Dispensing with Postmodernism
Postmodernism is an imbroglio that must be overcome in the West. Its menacing imposition of moral and epistemological relativism not only justify expunging postmodernism, but there are also inherent errors that surely behoves us to dispense with the pitiful system entirely. Not only do the tropes of ‘power structures’ go beyond evidence-based critical thinking and employs vague terminology to support obscurantist, boring and semi-literate theories, but postmodernism is also meaningless insofar as it adds nothing to analytical or empirical knowledge. Linguist Noam Chomsky points this out when enquiring into why intellectuals won’t respond like people in other fields when asked:
‘Seriously, what are the principles of their theories, on what evidence are they based, what do they explain that wasn’t already obvious, etc? These are fair requests for anyone to make. If they can’t be met, then I’d suggest recourse to Hume’s advice in similar circumstances: to the flames.’
There are six central reasons why postmodernism is defective:
- Postmodernism’s anti-theoretical position is primarily a theoretical stance;
- Although postmodernism stresses the irrational, instruments of reason are freely employed to advance its perspective;
- The postmodern prescription to focus on the marginal is itself an evaluative emphasis of precisely the sort that it otherwise attacks;
- Dogmatically rejecting modern criteria for discerning theory, postmodernists cannot argue that there are no valid criteria for judgement;
- Postmodernism lampoons the inconsistency of modernity, but the postmodernist shuns the norms of consistency itself;
- Postmodernists contradict themselves by relinquishing truth claims in their writings.

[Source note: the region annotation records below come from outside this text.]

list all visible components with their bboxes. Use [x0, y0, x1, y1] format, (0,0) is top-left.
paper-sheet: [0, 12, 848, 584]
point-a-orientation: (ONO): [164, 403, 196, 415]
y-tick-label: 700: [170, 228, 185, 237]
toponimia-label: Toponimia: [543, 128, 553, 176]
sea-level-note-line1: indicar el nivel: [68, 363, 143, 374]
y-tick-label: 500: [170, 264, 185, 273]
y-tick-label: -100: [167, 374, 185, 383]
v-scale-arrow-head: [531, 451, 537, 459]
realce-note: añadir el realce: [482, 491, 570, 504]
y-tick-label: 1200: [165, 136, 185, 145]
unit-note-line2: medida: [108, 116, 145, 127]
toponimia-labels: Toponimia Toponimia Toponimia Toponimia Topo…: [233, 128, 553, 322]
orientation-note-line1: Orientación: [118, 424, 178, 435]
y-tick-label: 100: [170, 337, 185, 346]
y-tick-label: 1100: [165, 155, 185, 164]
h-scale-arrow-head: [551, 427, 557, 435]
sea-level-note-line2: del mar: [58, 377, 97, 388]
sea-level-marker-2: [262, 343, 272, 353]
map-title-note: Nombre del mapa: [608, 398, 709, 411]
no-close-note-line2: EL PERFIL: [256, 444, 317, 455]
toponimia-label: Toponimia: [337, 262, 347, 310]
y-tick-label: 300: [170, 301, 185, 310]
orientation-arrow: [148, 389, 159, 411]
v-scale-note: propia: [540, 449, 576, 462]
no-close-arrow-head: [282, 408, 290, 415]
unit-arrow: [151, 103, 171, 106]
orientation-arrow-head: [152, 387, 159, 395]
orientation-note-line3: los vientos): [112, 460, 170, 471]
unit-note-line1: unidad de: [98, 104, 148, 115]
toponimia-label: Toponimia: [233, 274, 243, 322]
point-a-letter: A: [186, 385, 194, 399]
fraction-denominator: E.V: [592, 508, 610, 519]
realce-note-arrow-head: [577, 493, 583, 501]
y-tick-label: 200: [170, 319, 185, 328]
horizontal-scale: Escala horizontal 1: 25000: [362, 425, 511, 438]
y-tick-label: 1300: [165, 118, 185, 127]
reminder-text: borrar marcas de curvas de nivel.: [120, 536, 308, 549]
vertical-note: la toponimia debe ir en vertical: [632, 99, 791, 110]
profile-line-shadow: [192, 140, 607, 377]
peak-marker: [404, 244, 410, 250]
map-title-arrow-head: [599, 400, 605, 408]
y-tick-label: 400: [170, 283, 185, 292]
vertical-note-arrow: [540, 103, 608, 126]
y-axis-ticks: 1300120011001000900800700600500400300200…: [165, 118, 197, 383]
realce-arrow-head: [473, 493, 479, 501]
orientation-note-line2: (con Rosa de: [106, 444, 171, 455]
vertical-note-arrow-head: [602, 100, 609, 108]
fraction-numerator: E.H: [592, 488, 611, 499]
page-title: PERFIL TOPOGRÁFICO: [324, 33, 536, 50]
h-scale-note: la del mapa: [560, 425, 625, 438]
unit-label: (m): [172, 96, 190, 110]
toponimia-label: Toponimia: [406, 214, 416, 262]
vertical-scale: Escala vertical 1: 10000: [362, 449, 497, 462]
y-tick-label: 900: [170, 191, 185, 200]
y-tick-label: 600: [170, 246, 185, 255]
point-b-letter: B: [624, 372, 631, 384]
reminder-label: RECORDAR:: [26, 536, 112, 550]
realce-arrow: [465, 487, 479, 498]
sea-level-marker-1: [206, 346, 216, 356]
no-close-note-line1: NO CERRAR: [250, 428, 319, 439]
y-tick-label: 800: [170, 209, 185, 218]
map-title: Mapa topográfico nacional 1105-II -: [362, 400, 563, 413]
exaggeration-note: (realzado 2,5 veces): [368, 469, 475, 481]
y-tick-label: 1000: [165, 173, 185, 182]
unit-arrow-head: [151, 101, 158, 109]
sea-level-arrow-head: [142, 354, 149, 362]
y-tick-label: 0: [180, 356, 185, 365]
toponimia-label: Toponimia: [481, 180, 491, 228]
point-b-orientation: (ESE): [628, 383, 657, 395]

This last point is especially incisive. An argument drawing on the long-standing tradition of refuting scepticism, in rejecting privileging any position, the postmodernist cannot thus account for the alleged validity of itself, except by way of contradiction. As Jürgen Habermas stresses: ‘Whoever transposes the radical critique of reason into the domain of rhetoric to blunt the paradox of self-referentiality, also dulls the sword of the critique of reason itself.’
The enlightenment ideas that did so well in fostering a sense of cohesion in the West are not ready to be dispensed with, yet the postmodernists are working onerously to ensure modernity’s disposal. Although many critics of postmodernism reject it as mere nonsense, postmodernism needs to be taken seriously. Postmodernism not only larrups truth into oblivion, but it also risks thwarting so much of the moral progress made since the dawning of modernity. It is this double danger that warrants us all to write off postmodernism as a reactionary, pseudo-philosophy teeming with inconsistencies and inchoate doctrines.